Там была и первая наша выставка. На один вечер нам позволили на стенах кафе «Cиняя птица» развесить наши картины. И мы жутко страдали, когда гении пера, читая свои стихи и накачиваясь жидким кофе, который им наливали из большой кастрюли, совсем не смотрели на нашу живопись.
А потом была бульдозерная выставка. Там, где Рабин пытался остановить погром и ему чуть не отрезало ноги бульдозером. Где наши картины, расставленные на траве, ломали, рвали и кидали в кузов самосвала, а вокруг трещали фотовспышки, слышались наши проклятья и команды милиционеров.
– А чего ж ты на матушку вернулся? Разве там дышать можно?
– Может, нам с тобой разный воздух нужен?
– Ну, это ты х. ю сморозил. Слушай, а давай накатим вискаря по этому поводу? Я тут бар хороший знаю, пошли.
Мы спустились в грязноватый подвальный лондонский бар – Эрик еще с советского времени не мог терпеть пафосных заведений и везде выискивал именно такие замызганные забегаловки, но зато здесь всем было наплевать на мои голые ноги в кроссовках и на его оглушительный смех и грубые русские словечки, и мы cовершенно спокойно могли напиться в хлам – как это случалось с нами в Москве, во времена нашей молодости.
Cерым, скучным, не солнечным днем поезд мчал Зимина в кукольные просторы графства Девон.
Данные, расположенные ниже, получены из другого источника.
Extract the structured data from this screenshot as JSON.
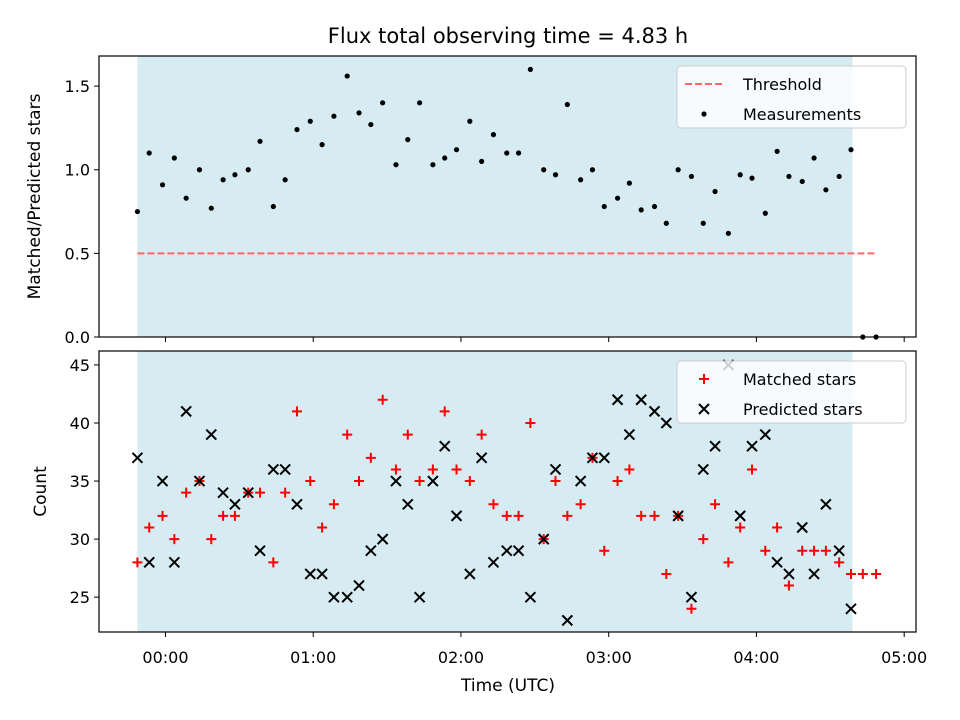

Там, в городишке Тормут, решал судьбу мира обольститель ума Патрик де Гриз – эксцентричный гений c твердым взглядом проповедника и хорошо расчесанной черной бородой до пояса и такими же длинными волосами, больше похожий на хиппи или индийского йога, чем на доктора наук и руководителя серьезного научного института, автора теории управляемого старения, которая утверждает, что только в семьдесят четыре года наступает старость, и что предел жизни человеческой на самом деле зависит только от нашего желания, и что поле битвы за долголетие находится в нашей голове, и если научиться управлять этим процессом, то жить можно бесконечно.
Ехал к нему Зимин по рекомендации доктора Пети, но не любопытства ради – хотел понять, гордыня движет этим человеком или стремление избавиться от страха.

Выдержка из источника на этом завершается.